A Time to Weep

A Letter to Pittsburgh Presbytery from
Rev. Dr. Sheldon W. Sorge
General Minister
Thursday, April 7, 2022

A Time to Weep

As a child I was part of a Sunday School that from time to time ran contests on who could memorize the most verses of Scripture. A staple on our memorization list was John 11:35, the shortest verse in the King James Bible, which reports succinctly that at Lazarus’ tomb, “Jesus wept.” So I knew from my earliest days that Jesus was a man of tears.

Christians have long seen Jesus as fulfilling Isaiah’s suffering servant prophecies, “A man of sorrows, and acquainted with grief.” (Isaiah 53:3 KJV) Hebrews tells us that during his time on earth “Jesus offered up prayers and supplications, with loud cries and tears.” Jesus’ tears were stimulated by bereavement, compassion, and personal distress.

According to Luke, Jesus also wept for one more reason – frustration. It happens at the pinnacle of Jesus’ public acclaim, at his “triumphal entry” into Jerusalem that we celebrate on Palm Sunday. The crowd’s adulations are still ringing in the air when Jesus begins to weep as he looks over the city of Jerusalem from his hillside vista. “If only…” he laments.

“If you … had only recognized on this day the things that make for peace!” Jesus’ anguish is not that they rejected his words or actions, but that they rejected God’s peace when it was offered to them.

This is the heart of why Jesus came – to make peace. The kingdom of God that Jesus proclaimed is marked by peace. Enemies are reconciled. Swords are beaten into plowshares. Wastelands become verdant gardens. Shalom, the Hebrew word for peace, signals not just an end of conflict, but wholeness and health within and between us.

It was right there for Jerusalem to accept, but it turned away. “Better the devil you know,” we’d say today, than taking the risk of following Jesus. Jerusalem knew full well all the ways it fell short of God’s intention. It was well-schooled in the Law and the Prophets that pointed to God’s desire for peace. Yet, given the opportunity to embrace it by following Jesus, it turned away. And Jesus wept.

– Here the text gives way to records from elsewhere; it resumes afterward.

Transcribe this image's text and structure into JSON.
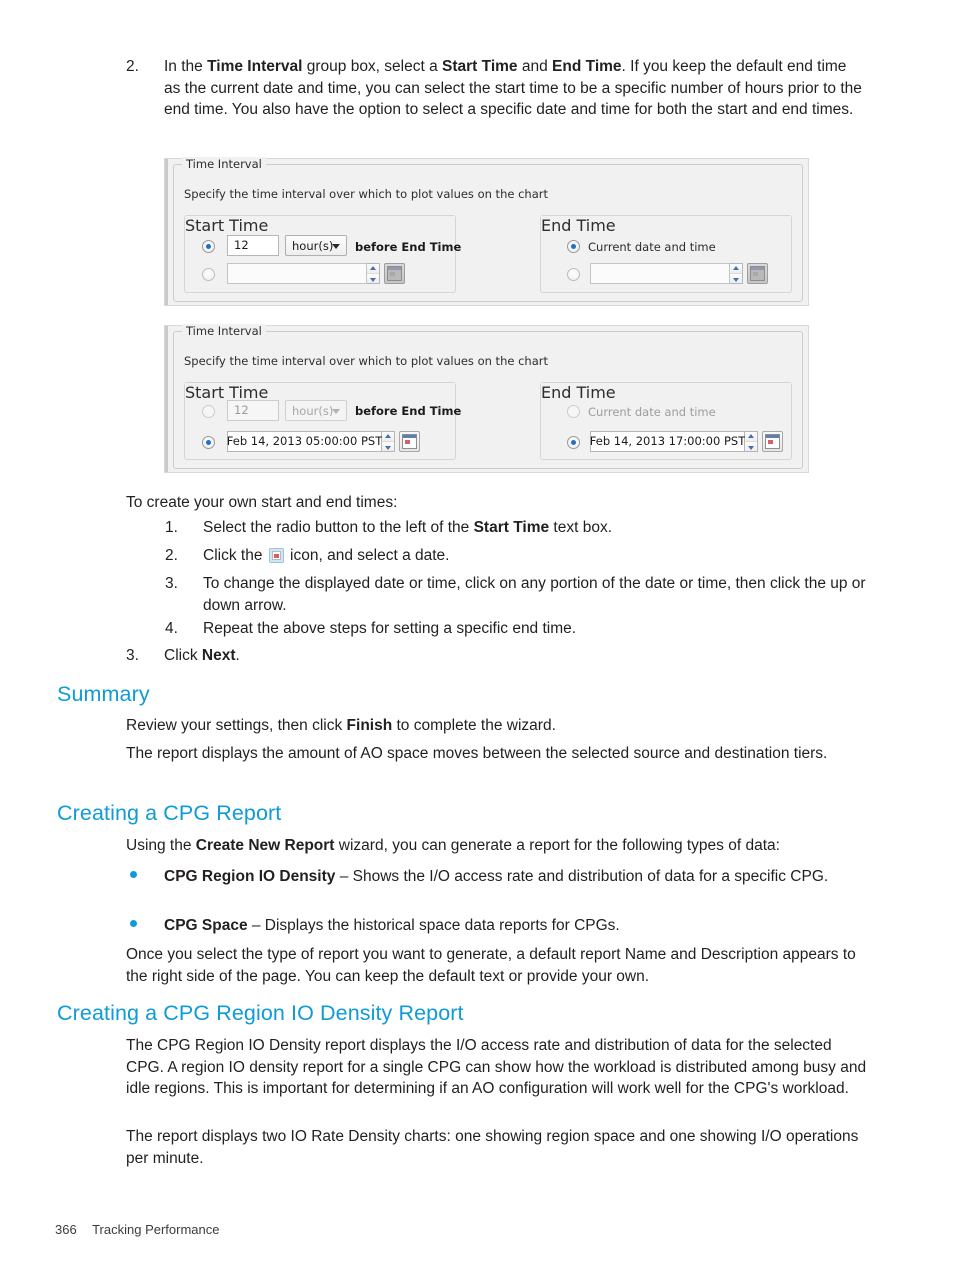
{
  "steps_top": {
    "number": "2.",
    "text_parts": [
      {
        "t": "In the ",
        "b": false
      },
      {
        "t": "Time Interval",
        "b": true
      },
      {
        "t": " group box, select a ",
        "b": false
      },
      {
        "t": "Start Time",
        "b": true
      },
      {
        "t": " and ",
        "b": false
      },
      {
        "t": "End Time",
        "b": true
      },
      {
        "t": ". If you keep the default end time as the current date and time, you can select the start time to be a specific number of hours prior to the end time. You also have the option to select a specific date and time for both the start and end times.",
        "b": false
      }
    ]
  },
  "figure1": {
    "group_title": "Time Interval",
    "caption": "Specify the time interval over which to plot values on the chart",
    "start_time": {
      "title": "Start Time",
      "option1_selected": true,
      "hours_value": "12",
      "unit_value": "hour(s)",
      "suffix_label": "before End Time",
      "option2_selected": false,
      "date_value": ""
    },
    "end_time": {
      "title": "End Time",
      "option1_selected": true,
      "option1_label": "Current date and time",
      "option2_selected": false,
      "date_value": ""
    }
  },
  "figure2": {
    "group_title": "Time Interval",
    "caption": "Specify the time interval over which to plot values on the chart",
    "start_time": {
      "title": "Start Time",
      "option1_selected": false,
      "hours_value": "12",
      "unit_value": "hour(s)",
      "suffix_label": "before End Time",
      "option2_selected": true,
      "date_value": "Feb 14, 2013 05:00:00 PST"
    },
    "end_time": {
      "title": "End Time",
      "option1_selected": false,
      "option1_label": "Current date and time",
      "option2_selected": true,
      "date_value": "Feb 14, 2013 17:00:00 PST"
    }
  },
  "intro_line": "To create your own start and end times:",
  "sub_steps": [
    {
      "number": "1.",
      "parts": [
        {
          "t": "Select the radio button to the left of the ",
          "b": false
        },
        {
          "t": "Start Time",
          "b": true
        },
        {
          "t": " text box.",
          "b": false
        }
      ]
    },
    {
      "number": "2.",
      "parts": [
        {
          "t": "Click the ",
          "b": false
        },
        {
          "t": "calendar-icon",
          "icon": true
        },
        {
          "t": " icon, and select a date.",
          "b": false
        }
      ]
    },
    {
      "number": "3.",
      "parts": [
        {
          "t": "To change the displayed date or time, click on any portion of the date or time, then click the up or down arrow.",
          "b": false
        }
      ]
    },
    {
      "number": "4.",
      "parts": [
        {
          "t": "Repeat the above steps for setting a specific end time.",
          "b": false
        }
      ]
    }
  ],
  "step3": {
    "number": "3.",
    "parts": [
      {
        "t": "Click ",
        "b": false
      },
      {
        "t": "Next",
        "b": true
      },
      {
        "t": ".",
        "b": false
      }
    ]
  },
  "summary": {
    "heading": "Summary",
    "para1_parts": [
      {
        "t": "Review your settings, then click ",
        "b": false
      },
      {
        "t": "Finish",
        "b": true
      },
      {
        "t": " to complete the wizard.",
        "b": false
      }
    ],
    "para2": "The report displays the amount of AO space moves between the selected source and destination tiers."
  },
  "cpg_report": {
    "heading": "Creating a CPG Report",
    "intro_parts": [
      {
        "t": "Using the ",
        "b": false
      },
      {
        "t": "Create New Report",
        "b": true
      },
      {
        "t": " wizard, you can generate a report for the following types of data:",
        "b": false
      }
    ],
    "bullets": [
      {
        "parts": [
          {
            "t": "CPG Region IO Density",
            "b": true
          },
          {
            "t": " – Shows the I/O access rate and distribution of data for a specific CPG.",
            "b": false
          }
        ]
      },
      {
        "parts": [
          {
            "t": "CPG Space",
            "b": true
          },
          {
            "t": " – Displays the historical space data reports for CPGs.",
            "b": false
          }
        ]
      }
    ],
    "outro": "Once you select the type of report you want to generate, a default report Name and Description appears to the right side of the page. You can keep the default text or provide your own."
  },
  "cpg_density": {
    "heading": "Creating a CPG Region IO Density Report",
    "para1": "The CPG Region IO Density report displays the I/O access rate and distribution of data for the selected CPG. A region IO density report for a single CPG can show how the workload is distributed among busy and idle regions. This is important for determining if an AO configuration will work well for the CPG's workload.",
    "para2": "The report displays two IO Rate Density charts: one showing region space and one showing I/O operations per minute."
  },
  "footer": {
    "page_number": "366",
    "section_title": "Tracking Performance"
  },
  "colors": {
    "heading_blue": "#0e9bd8",
    "body_text": "#231f20",
    "figure_bg": "#f1f1f1",
    "radio_dot": "#1f6fc4"
  }
}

For what are we weeping today? We cannot travel the Lenten road in company with Jesus without also shedding tears. Tears for our own sins, and for the sins of the people we have been called to serve. We hope to stand with Jesus on the side of God’s reign, but if we’re honest we may well see ourselves in the story among the denizens of Jerusalem, as those who turn away from rather than embracing the peace of our Lord.

Never has our world been more rife with brokenness, the opposite of shalom. We lead with suspicion rather than with embrace. We follow the script that says if you don’t look like me or think like me, I want nothing to do with you. Jerusalem turned its back on Jesus because he refused to bless their insistence of sticking with their “us vs. them” world. And Jesus wept for them.

As I contemplate our own landscape of a polarized world where people who claim to love and follow Jesus insist on maintaining and fortifying an “us vs. them” way of living, how can I but weep as well?

Before we cast stones at people in our surrounding culture who shun the ways of peace, perhaps we need to look in the mirror. Are we bearing witness to God’s shalom in how we treat one another in the church? Are we any less prone than the surrounding world to shun or even attack those who think and look different from us – even though they look to the same Lord and Savior as we do?

After Jesus wept over Jerusalem, according to Luke, he went to the Temple and drove out the Temple professionals who claimed to have righteous intent but were in fact taking advantage of others. He minced no words, calling them “robbers.” For Jesus, there was a time to weep, then a time to act.

Jesus’ pathway to redemptive action against injustice begins with weeping. We would do well to follow his lead, as we engage injustices in our own place and time. Weep first. In confession, contrition, and compassion. Then act. With conviction, courage, and confidence that justice shall prevail – not because of our own power, but because this is God’s will.

With the Psalmist, let us dare to trust that, “Weeping may linger for the night, but joy comes with the morning.” It was the prospect of morning joy that kept Jesus on track as he went to the cross. (Hebrews 12:1-2) What is the joy that draws us forward through our night of weeping as we struggle against injustice today?